Le submersible DeepWorker, qui peut accueillir un passager, se vend aujourd'hui 1 million de dollars environ. Sa version deux passagers, Dual DeepWorker, coûte 1,5 millions de dollars. Les deux véhicules peuvent atteindre une profondeur de 600 mètres.

Dual DeepWorker, un submersible pour deux passagers qui coûte environ 1,5 million de dollars. Les clients fortunés l'achètent pour l'attacher à leur yacht. Image : Jackie Wong

Les sous-marins de Nuytco ne sont pourtant pas si chers en comparaison de ce qui se fait sur le marché.
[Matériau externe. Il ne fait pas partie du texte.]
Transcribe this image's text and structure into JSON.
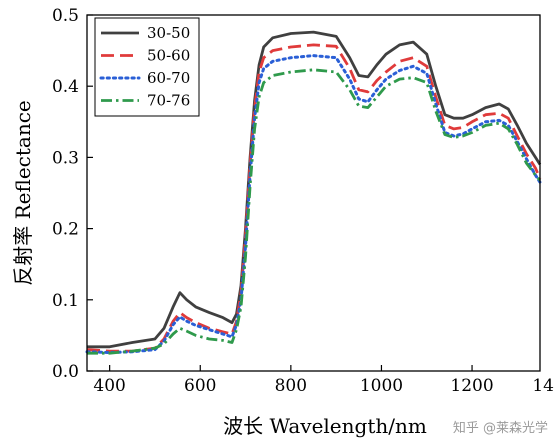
{
  "chart_data": {
    "type": "line",
    "xlabel": "波长 Wavelength/nm",
    "ylabel": "反射率 Reflectance",
    "xlim": [
      350,
      1350
    ],
    "ylim": [
      0.0,
      0.5
    ],
    "xticks": [
      400,
      600,
      800,
      1000,
      1200,
      1400
    ],
    "xtick_labels": [
      "400",
      "600",
      "800",
      "1000",
      "1200",
      "1400"
    ],
    "yticks": [
      0.0,
      0.1,
      0.2,
      0.3,
      0.4,
      0.5
    ],
    "ytick_labels": [
      "0.0",
      "0.1",
      "0.2",
      "0.3",
      "0.4",
      "0.5"
    ],
    "grid": false,
    "legend_position": "top-left",
    "series": [
      {
        "name": "30-50",
        "color": "#404040",
        "dash": "solid",
        "x": [
          350,
          400,
          450,
          500,
          520,
          540,
          555,
          570,
          590,
          620,
          650,
          670,
          680,
          690,
          700,
          710,
          720,
          730,
          740,
          760,
          800,
          850,
          900,
          930,
          950,
          970,
          990,
          1010,
          1040,
          1070,
          1100,
          1120,
          1140,
          1160,
          1180,
          1200,
          1230,
          1260,
          1280,
          1300,
          1320,
          1340,
          1350
        ],
        "y": [
          0.034,
          0.034,
          0.04,
          0.045,
          0.06,
          0.09,
          0.11,
          0.1,
          0.09,
          0.082,
          0.075,
          0.068,
          0.08,
          0.12,
          0.2,
          0.3,
          0.38,
          0.43,
          0.455,
          0.468,
          0.474,
          0.476,
          0.47,
          0.44,
          0.415,
          0.413,
          0.43,
          0.445,
          0.458,
          0.462,
          0.445,
          0.4,
          0.36,
          0.355,
          0.355,
          0.36,
          0.37,
          0.375,
          0.368,
          0.345,
          0.32,
          0.3,
          0.29
        ]
      },
      {
        "name": "50-60",
        "color": "#e03b3b",
        "dash": "long-dash",
        "x": [
          350,
          400,
          450,
          500,
          520,
          540,
          555,
          570,
          590,
          620,
          650,
          670,
          680,
          690,
          700,
          710,
          720,
          730,
          740,
          760,
          800,
          850,
          900,
          930,
          950,
          970,
          990,
          1010,
          1040,
          1070,
          1100,
          1120,
          1140,
          1160,
          1180,
          1200,
          1230,
          1260,
          1280,
          1300,
          1320,
          1340,
          1350
        ],
        "y": [
          0.03,
          0.028,
          0.028,
          0.032,
          0.045,
          0.07,
          0.082,
          0.075,
          0.068,
          0.06,
          0.055,
          0.052,
          0.07,
          0.11,
          0.19,
          0.29,
          0.37,
          0.42,
          0.44,
          0.45,
          0.455,
          0.458,
          0.456,
          0.425,
          0.395,
          0.392,
          0.408,
          0.42,
          0.435,
          0.44,
          0.428,
          0.385,
          0.345,
          0.34,
          0.342,
          0.35,
          0.36,
          0.362,
          0.355,
          0.33,
          0.305,
          0.285,
          0.27
        ]
      },
      {
        "name": "60-70",
        "color": "#2a5fd6",
        "dash": "dot",
        "x": [
          350,
          400,
          450,
          500,
          520,
          540,
          555,
          570,
          590,
          620,
          650,
          670,
          680,
          690,
          700,
          710,
          720,
          730,
          740,
          760,
          800,
          850,
          900,
          930,
          950,
          970,
          990,
          1010,
          1040,
          1070,
          1100,
          1120,
          1140,
          1160,
          1180,
          1200,
          1230,
          1260,
          1280,
          1300,
          1320,
          1340,
          1350
        ],
        "y": [
          0.027,
          0.026,
          0.027,
          0.03,
          0.042,
          0.065,
          0.076,
          0.07,
          0.064,
          0.058,
          0.052,
          0.048,
          0.065,
          0.1,
          0.175,
          0.275,
          0.355,
          0.405,
          0.425,
          0.435,
          0.44,
          0.443,
          0.44,
          0.41,
          0.382,
          0.378,
          0.395,
          0.41,
          0.422,
          0.428,
          0.418,
          0.375,
          0.335,
          0.33,
          0.333,
          0.34,
          0.35,
          0.352,
          0.345,
          0.322,
          0.298,
          0.275,
          0.265
        ]
      },
      {
        "name": "70-76",
        "color": "#2f9a4c",
        "dash": "dash-dot",
        "x": [
          350,
          400,
          450,
          500,
          520,
          540,
          555,
          570,
          590,
          620,
          650,
          670,
          680,
          690,
          700,
          710,
          720,
          730,
          740,
          760,
          800,
          850,
          900,
          930,
          950,
          970,
          990,
          1010,
          1040,
          1070,
          1100,
          1120,
          1140,
          1160,
          1180,
          1200,
          1230,
          1260,
          1280,
          1300,
          1320,
          1340,
          1350
        ],
        "y": [
          0.025,
          0.025,
          0.028,
          0.032,
          0.038,
          0.052,
          0.06,
          0.056,
          0.05,
          0.045,
          0.043,
          0.04,
          0.058,
          0.09,
          0.16,
          0.26,
          0.34,
          0.385,
          0.405,
          0.415,
          0.42,
          0.423,
          0.42,
          0.395,
          0.372,
          0.37,
          0.385,
          0.4,
          0.41,
          0.412,
          0.405,
          0.365,
          0.332,
          0.328,
          0.33,
          0.335,
          0.345,
          0.348,
          0.34,
          0.318,
          0.292,
          0.275,
          0.268
        ]
      }
    ]
  },
  "watermark": "知乎 @莱森光学"
}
Triton Submarines LLC, en Floride, construit ce que l'on appelle « La Bentley du monde sous-marin. » Son sous-marin d'entrée de gamme s'appelle le Triton 1000/2, coûte 2,57 millions de dollars et peut plonger jusqu'à 300 mètres. Le plus luxueux, le Triton 3300/3, peut accueillir trois personnes, coûte 3,9 millions de dollars et atteint les 1000 mètres de profondeur.

« 3000 pieds, c'est très, très profond. 1000 pieds, c'est déjà le haut d'un immeuble de 100 étages, » explique Nuytten. Les véhicules de Nuytco peuvent plonger à 300 mètres de profondeur en 10 minutes, et permettent une autonomie de 72 heures.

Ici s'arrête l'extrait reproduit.